Я сказал своему сердцу:

— Я, Синухе, такой, каким сделали меня мои собственные поступки. И ничто более не имеет значения, Я, Синухе, обрек своих приемных родителей на безвременную смерть ради безжалостной женщины. Я, Синухе, все еще храню серебряную ленту Минеи, моей сестры. Я, Синухе, видел в воде мертвое морское чудовище, а рядом плавала голова моей возлюбленной и крабы рвали ее плоть. Так какое же значение имеет моя кровь? Все это записано на звездах задолго до моего рождения, и мне было предопределено стать чужим в этом мире. Мирный Ахетатон был лишь позолоченной ложью, а эта жесточайшая истина целебна, ибо мое сердце пробудилось от сна и теперь я знаю, что моя участь — вечное одиночество.

Когда солнце взошло в золотой дали восточных холмов, тени рассеялись; и так странно устроено сердце человека, что я горько посмеялся над призраками, порожденными собственной фантазией. Наверное, каждую ночь течение приносит брошенных детей в лодках, связанных узлами птицелова, а пепельный цвет моей кожи тоже ничего не значит, ведь врач проводит дни под крышами и навесами, так что ему негде загорать. Нет, при свете дня я не мог найти никаких убедительных доказательств своего происхождения.

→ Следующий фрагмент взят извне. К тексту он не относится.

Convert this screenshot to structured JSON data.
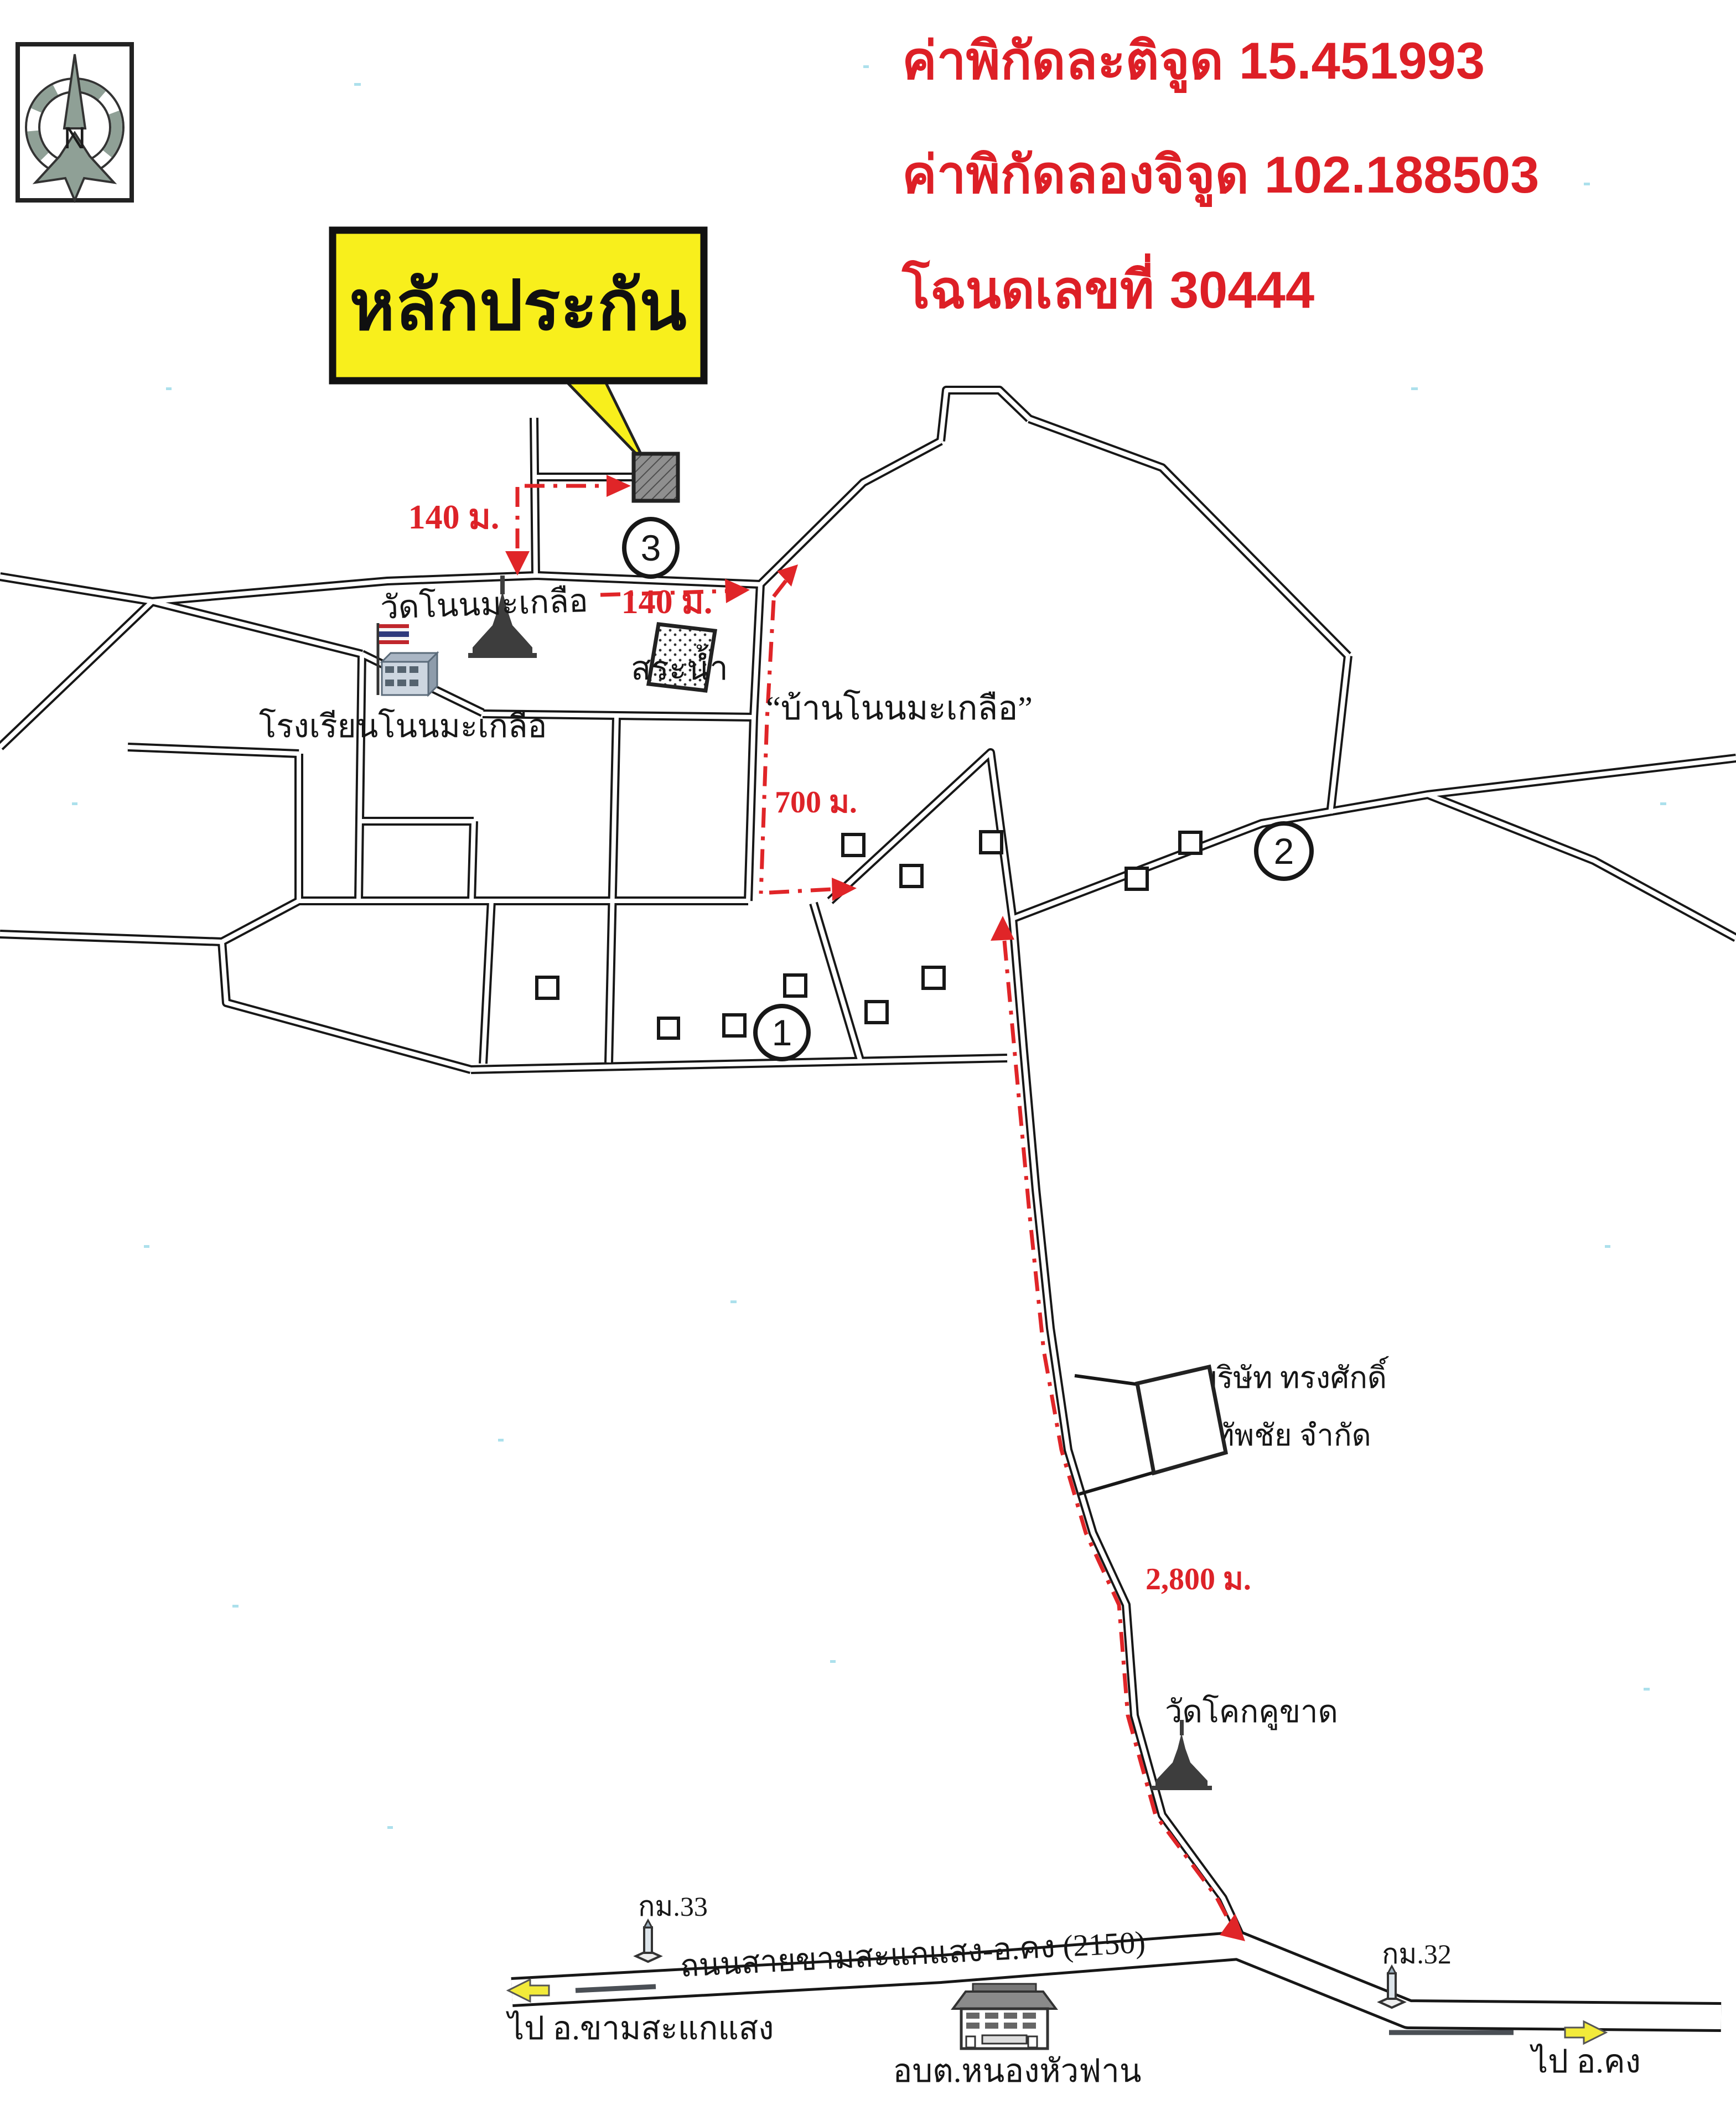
{
  "colors": {
    "header_red": "#dd1f26",
    "route_red": "#e02528",
    "sign_yellow": "#f8ef1c",
    "road_black": "#171717",
    "scan_speck_cyan": "#9edbe9",
    "property_gray": "#8f8f8f"
  },
  "header": {
    "coords": [
      {
        "label": "ค่าพิกัดละติจูด",
        "value": "15.451993"
      },
      {
        "label": "ค่าพิกัดลองจิจูด",
        "value": "102.188503"
      },
      {
        "label": "โฉนดเลขที่",
        "value": "30444"
      }
    ]
  },
  "collateral_sign": {
    "label": "หลักประกัน"
  },
  "compass": {
    "label": "N"
  },
  "map": {
    "landmarks": {
      "temple_main": "วัดโนนมะเกลือ",
      "pond": "สระน้ำ",
      "village": "“บ้านโนนมะเกลือ”",
      "school": "โรงเรียนโนนมะเกลือ",
      "company_line1": "บริษัท ทรงศักดิ์",
      "company_line2": "ทัพชัย จำกัด",
      "temple_south": "วัดโคกคูขาด",
      "subdistrict_office": "อบต.หนองหัวฟาน"
    },
    "route_distances": {
      "d1": "140 ม.",
      "d2": "140 ม.",
      "d3": "700 ม.",
      "d4": "2,800 ม."
    },
    "highway": {
      "name": "ถนนสายขามสะแกแสง-อ.คง (2150)",
      "km33": "กม.33",
      "km32": "กม.32",
      "to_west": "ไป อ.ขามสะแกแสง",
      "to_east": "ไป อ.คง"
    },
    "zone_markers": [
      "1",
      "2",
      "3"
    ]
  }
}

Я умылся и оделся, и Мути подала мне пиво и соленую рыбу. Ее глаза покраснели от слез, и она презирала меня за то, что я мужчина. Потом я на носилках отправился в Обитель Жизни, где обследовал больных, а затем, минуя заброшенный храм, вышел наружу, сопровождаемый пронзительным карканьем жирных ворон.

Мимо меня стремглав промчалась ласточка, направляясь к храму Атона, и я последовал за ней. Сейчас храм не был пуст, там было много народа. Люди слушали гимны Атону и воздевали руки, чтобы славить его, а жрецы наставляли их, как жить по правде фараона. Это само по себе не имело особого значения. Фивы были большим городом, и любопытство могло собрать толпу в любом месте. Снова я увидел резьбу на стенах храма, и с высоты сорока колонн фараон Эхнатон взирал на меня, и в лице его была напряженная страстность. Я увидел также великого фараона Аменхотепа; хилый и старый, он сидел на своем троне, и его голова склонилась под тяжестью двух корон. Царица Тайя восседала рядом с ним. Затем я задержался перед изображением принцессы Митанни Тадукипы, приносящей жертву богам Египта. Первоначальная надпись была уничтожена, а новая гласила, что она приносит жертву Атону, хотя Атону не поклонялись в Фивах при ее жизни.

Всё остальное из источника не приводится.